Alexandre Silveira - Senador por Minas Gerais, presidente estadual do PSD
O sociólogo mineiro Herbert de Souza, o Betinho, um dos maiores símbolos de cidadania do país, cunhou no início dos anos 1990 uma frase que entrou para a história: "Quem tem fome tem pressa". Naquela época, o país tinha um contingente de 32 milhões de pessoas vivendo abaixo da linha da pobreza. Quase 30 anos depois, era de se esperar que o Brasil, que está entre as 10 maiores economias do mundo, tivesse superado o flagelo da fome. Infelizmente, não.
O nosso Brasil, é forçoso reconhecer, adoeceu e empobreceu nos últimos anos. A grave crise econômica que atravessamos, com inflação acima de dois dígitos que voltou a assombrar, o desemprego que atinge quase 13 milhões de brasileiros e o custo de vida elevadíssimo acabaram empurrando um quarto das famílias, mais de 52 milhões de pessoas, para uma vida de pobreza ou extrema pobreza.
Portanto, não há dúvida: a prioridade absoluta do Brasil hoje é trabalhar para minimizar os impactos da crise social que estamos vivendo, consequência da crise econômica, e que tem na fome a sua face mais perversa.
Como não se chocar quando vemos filas gigantescas com pais e mães de família tentando conseguir ossos para alimentar seus filhos? Como não se indignar ao ver milhares de famílias recorrerem ao velho fogão de lenha para preparar o alimento dos filhos, pois não conseguem comprar um botijão de gás, cujo valor representa hoje, em média, 10% do salário mínimo?
Fome, miséria e dor não têm partido, não têm ideologia, não têm cor. É sofrimento. E não podemos compactuar, aceitar ou nos conformarmos com cenário tão desolador, que se agravou nos últimos dois anos por conta da famigerada covid-19, que, só no Brasil, ceifou mais de 631 mil vidas.
Não há outro caminho para a busca de soluções senão a união do país — aí incluída a classe política, empresariado, sindicatos, sociedade civil organizada e tantos outros atores fundamentais nessa batalha.
Não esperemos, no entanto, soluções simples para problemas complexos. O fato é que não podemos aguardar mais. É urgente, em primeiro lugar, que a equipe econômica do governo reconheça a grave situação do país. Não dá para continuarmos nessa ortodoxia. Temos graves desafios para enfrentar: os buracos nas rodovias, as crianças fora das escolas, as filas nos hospitais e postos de saúde, a fome, a dor de milhões de famílias carentes desse imenso Brasil. É preciso realizar os investimentos para evitarmos um caos ainda maior.
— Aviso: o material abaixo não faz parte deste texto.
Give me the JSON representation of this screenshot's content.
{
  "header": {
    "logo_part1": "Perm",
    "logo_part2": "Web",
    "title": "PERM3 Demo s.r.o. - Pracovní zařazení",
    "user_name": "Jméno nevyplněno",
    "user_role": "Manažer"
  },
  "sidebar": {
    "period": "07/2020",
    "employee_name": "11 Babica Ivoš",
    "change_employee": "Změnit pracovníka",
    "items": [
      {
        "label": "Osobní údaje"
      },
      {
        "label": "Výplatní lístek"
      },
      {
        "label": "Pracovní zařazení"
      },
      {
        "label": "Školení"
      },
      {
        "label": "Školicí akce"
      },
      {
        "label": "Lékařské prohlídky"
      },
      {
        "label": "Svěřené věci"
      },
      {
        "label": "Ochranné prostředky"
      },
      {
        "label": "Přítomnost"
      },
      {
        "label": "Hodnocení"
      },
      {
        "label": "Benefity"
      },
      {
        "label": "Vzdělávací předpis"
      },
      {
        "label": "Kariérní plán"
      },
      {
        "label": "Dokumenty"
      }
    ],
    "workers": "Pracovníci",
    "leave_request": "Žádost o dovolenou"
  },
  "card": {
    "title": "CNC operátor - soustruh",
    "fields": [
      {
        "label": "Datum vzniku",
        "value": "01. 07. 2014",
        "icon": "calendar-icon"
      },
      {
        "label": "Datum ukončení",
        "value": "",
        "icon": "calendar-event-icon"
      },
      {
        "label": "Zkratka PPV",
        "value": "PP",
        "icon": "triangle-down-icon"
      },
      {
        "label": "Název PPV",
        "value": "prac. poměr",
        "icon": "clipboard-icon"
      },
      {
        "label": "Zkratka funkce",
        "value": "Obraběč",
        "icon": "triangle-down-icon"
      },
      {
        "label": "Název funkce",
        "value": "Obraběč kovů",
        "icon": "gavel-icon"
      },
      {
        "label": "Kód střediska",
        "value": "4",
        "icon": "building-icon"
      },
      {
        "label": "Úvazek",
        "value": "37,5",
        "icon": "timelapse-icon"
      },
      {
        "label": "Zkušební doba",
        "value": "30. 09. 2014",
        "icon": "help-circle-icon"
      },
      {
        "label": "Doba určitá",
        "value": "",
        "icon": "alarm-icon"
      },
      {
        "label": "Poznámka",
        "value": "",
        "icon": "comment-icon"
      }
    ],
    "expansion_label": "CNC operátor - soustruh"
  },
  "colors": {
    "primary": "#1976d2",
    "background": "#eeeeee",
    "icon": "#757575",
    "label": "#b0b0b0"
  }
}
"Mas não há recursos", argumentam. Não podemos aceitar que o governo federal use 50% do seu orçamento apenas para rolagem e pagamento de juros da dívida. De janeiro a novembro do ano passado, conforme dados da Instituição Fiscal Independente, órgão vinculado ao Senado Federal, os gastos com pagamentos de juros da dívida foram de R$ 394 bilhões, o que corresponde a 5% do nosso PIB. Inadmissível. É urgente reservar mais recursos do poder público para investir nas áreas mais demandadas pela população e ajudar a fomentar o desenvolvimento.
Nossos ouvidos tiveram que escutar, nos últimos anos, a cantilena da equipe econômica falando da recuperação em V (para dizer que a economia, após uma queda acentuada, voltaria ao patamar anterior de forma muito rápida), de uma estabilidade do câmbio e de um suposto equilíbrio fiscal como fonte geradora de justiça social. Mas onde está o resultado desse discurso?
Na inflação de 10% ao ano, no preço escorchante dos combustíveis, no quilo da carne que o pobre não consegue mais comprar? Sabemos que não serão ações conservadoras na economia que resolverão os problemas do Brasil. Sabemos também que não se cura câncer com placebo e que doença grave exige, não raro, injeção na veia. A injeção na economia neste momento é investimento nos mais pobres!
Portanto, neste momento, mais do que nunca, é preciso criatividade, coragem e ousadia. Milhões e milhões de brasileiros estão passando fome e o quadro, se nada for feito, vai se agravar. E quem tem fome, como bem disse Betinho, não pode esperar.
Chego ao Senado Federal com essa missão: alertar sobre os equívocos que estão sendo cometidos e que prejudicam exatamente aqueles que mais deveriam ser protegidos; colaborar com a busca de soluções viáveis para superação célere desses gargalos; e ajudar a viabilizar um novo rumo para o Brasil, com um crescimento econômico que seja sustentável a longo prazo, para que tenhamos um país mais justo e inclusivo socialmente.